Touchstone Magazine’s great blog, Mere Comments, has a good post today about the stuff that gets sold to Christians as witnessing materials. Russell D. Moore writes about his interview with scholar Alan Wolfe and his impressions of the wares being peddled at the International Christian Retail Show. T-shirts, breathmints, boy bands, perfume, golf balls, and much more are emblazed with Christian symbols and messages and being marketed to Christians as evangelism aids. Wolfe argues, however, that these things are evidence Christians in fact don’t want to witness to him. He can’t imagine an unbeliever coming to faith through any of these things. “Buying the stuff,” says Moore, “gives Christians an easy conscience that they are carrying the Great Commission without ever having to verbally and relationally engage their unbelieving neighbors.”
I believe Moore is quite right, only I would qualify his statement and say that “relationally” engaging one’s neighbors is far more important than even verbally engaging them.

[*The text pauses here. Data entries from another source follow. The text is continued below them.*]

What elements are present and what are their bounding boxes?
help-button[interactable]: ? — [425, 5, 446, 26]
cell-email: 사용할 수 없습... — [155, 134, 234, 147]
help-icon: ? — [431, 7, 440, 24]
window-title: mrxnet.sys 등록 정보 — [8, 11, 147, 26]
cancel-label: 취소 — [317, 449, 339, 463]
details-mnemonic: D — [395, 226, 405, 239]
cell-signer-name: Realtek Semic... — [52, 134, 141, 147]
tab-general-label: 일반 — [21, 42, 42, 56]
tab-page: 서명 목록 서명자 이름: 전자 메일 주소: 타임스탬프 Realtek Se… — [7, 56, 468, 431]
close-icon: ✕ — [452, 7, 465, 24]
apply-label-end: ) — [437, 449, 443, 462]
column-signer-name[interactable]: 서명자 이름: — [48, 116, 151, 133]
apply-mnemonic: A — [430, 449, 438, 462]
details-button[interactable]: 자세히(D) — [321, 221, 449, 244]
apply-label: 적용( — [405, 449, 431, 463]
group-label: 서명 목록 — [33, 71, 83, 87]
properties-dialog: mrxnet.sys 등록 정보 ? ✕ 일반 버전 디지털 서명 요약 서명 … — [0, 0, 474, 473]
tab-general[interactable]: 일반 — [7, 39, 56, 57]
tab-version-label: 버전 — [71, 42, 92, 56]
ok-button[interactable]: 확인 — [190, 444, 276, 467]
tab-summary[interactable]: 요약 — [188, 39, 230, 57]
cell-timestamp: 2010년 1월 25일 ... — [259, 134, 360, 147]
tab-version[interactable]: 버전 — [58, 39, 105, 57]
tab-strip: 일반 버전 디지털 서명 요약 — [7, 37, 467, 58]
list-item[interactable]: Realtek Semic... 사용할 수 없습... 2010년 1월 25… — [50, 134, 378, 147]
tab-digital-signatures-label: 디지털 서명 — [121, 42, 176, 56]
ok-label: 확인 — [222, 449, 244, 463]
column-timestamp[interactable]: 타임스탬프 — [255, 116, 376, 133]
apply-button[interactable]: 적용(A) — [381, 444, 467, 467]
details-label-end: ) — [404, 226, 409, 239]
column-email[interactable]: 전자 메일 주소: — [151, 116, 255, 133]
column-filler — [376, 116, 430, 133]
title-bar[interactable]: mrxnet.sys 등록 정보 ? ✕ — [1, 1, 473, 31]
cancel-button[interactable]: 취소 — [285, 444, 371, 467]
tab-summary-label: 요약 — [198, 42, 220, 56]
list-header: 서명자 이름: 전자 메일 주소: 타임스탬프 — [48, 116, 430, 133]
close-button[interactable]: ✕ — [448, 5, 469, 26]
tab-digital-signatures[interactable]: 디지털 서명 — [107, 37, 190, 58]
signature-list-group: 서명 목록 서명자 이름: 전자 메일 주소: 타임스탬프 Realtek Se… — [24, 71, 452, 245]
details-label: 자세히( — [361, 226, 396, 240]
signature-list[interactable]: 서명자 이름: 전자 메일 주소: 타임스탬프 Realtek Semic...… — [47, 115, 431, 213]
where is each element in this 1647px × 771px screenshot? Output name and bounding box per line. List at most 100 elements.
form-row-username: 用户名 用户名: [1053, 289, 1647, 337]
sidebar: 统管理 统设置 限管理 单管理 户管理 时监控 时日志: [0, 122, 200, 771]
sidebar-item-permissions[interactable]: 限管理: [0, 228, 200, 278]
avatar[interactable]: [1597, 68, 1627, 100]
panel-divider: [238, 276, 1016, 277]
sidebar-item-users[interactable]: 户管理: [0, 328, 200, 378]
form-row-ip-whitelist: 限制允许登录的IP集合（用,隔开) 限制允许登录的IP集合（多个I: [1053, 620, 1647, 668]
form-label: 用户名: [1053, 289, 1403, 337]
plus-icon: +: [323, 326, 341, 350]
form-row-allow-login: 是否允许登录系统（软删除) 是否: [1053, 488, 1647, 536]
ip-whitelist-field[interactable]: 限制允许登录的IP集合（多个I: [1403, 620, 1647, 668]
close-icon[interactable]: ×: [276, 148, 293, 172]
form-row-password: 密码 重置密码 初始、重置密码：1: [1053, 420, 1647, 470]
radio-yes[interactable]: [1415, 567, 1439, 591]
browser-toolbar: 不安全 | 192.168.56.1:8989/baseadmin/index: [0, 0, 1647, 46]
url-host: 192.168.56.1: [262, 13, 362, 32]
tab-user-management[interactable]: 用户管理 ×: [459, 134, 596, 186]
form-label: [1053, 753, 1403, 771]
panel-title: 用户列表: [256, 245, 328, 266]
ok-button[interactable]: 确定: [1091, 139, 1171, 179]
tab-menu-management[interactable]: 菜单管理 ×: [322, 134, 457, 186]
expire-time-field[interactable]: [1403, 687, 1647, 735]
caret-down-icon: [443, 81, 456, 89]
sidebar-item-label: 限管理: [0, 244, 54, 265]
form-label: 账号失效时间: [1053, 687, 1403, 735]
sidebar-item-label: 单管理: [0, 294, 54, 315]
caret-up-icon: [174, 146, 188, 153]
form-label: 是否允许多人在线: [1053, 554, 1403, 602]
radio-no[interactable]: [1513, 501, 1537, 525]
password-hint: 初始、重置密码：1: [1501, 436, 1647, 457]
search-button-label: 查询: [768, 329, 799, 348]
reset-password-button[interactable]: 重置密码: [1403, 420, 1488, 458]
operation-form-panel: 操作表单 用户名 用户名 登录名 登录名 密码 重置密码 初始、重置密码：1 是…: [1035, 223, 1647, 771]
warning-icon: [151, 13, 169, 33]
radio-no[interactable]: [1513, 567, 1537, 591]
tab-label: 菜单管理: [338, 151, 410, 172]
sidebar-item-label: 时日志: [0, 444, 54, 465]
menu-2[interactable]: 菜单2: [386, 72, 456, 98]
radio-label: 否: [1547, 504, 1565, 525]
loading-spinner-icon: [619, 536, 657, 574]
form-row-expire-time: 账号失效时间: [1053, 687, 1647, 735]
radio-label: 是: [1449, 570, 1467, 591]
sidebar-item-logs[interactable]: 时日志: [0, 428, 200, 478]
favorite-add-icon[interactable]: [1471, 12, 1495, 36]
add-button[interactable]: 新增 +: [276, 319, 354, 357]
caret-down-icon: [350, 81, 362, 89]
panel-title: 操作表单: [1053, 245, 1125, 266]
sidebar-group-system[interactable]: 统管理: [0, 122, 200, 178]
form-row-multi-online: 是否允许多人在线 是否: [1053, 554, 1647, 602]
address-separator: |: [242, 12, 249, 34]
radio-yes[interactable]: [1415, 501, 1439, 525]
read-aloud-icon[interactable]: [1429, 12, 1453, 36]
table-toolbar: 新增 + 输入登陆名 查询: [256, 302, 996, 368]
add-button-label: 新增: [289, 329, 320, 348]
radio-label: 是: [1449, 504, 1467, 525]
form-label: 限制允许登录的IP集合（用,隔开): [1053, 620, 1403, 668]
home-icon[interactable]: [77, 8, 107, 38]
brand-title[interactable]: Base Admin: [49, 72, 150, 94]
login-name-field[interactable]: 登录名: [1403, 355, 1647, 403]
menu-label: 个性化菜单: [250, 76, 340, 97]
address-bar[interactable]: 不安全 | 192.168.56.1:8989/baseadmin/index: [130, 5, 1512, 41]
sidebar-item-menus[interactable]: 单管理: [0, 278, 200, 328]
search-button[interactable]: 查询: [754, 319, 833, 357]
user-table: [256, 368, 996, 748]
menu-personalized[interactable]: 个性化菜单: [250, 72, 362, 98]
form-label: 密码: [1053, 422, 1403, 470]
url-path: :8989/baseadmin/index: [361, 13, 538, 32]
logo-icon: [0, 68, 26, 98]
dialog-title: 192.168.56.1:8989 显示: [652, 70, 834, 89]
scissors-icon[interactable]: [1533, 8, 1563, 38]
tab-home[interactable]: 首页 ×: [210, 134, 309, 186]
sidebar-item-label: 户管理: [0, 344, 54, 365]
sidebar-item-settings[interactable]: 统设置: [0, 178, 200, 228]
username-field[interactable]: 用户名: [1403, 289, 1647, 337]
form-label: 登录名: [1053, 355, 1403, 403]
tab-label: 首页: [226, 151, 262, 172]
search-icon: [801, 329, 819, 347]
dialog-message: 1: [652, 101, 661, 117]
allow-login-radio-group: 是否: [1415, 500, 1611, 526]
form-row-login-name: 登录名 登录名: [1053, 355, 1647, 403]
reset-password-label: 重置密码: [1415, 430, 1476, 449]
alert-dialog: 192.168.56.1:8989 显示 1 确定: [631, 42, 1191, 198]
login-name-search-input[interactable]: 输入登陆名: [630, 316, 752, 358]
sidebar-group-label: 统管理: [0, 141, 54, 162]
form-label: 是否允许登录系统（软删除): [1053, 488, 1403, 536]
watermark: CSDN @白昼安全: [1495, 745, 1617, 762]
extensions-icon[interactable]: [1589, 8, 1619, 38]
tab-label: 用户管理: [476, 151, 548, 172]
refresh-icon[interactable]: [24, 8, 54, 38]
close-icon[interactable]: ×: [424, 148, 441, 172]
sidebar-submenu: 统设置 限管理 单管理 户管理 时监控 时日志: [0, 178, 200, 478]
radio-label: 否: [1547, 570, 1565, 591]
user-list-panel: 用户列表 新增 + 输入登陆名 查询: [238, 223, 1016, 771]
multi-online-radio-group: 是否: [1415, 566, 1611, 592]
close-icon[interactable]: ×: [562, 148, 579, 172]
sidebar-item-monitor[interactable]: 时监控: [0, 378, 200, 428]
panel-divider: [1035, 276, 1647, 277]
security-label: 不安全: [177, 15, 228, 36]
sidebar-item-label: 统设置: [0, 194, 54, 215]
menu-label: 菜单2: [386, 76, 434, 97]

The older I get, the less I am impressed with the practice of apologetics and arguing someone into Christianity. While I’m not advocating being negligent in apologetics, it seems to me that the old, dusty virtue of hospitality amid this isolated and lonely world is a far better witnessing technique than verbal wizardry or having a cute bumpersticker.
In other words, it’s a better witness to invite your neighbors to dinner and ask them about their kids than it is to honk and wave to them from your fish-emblemed family truckster.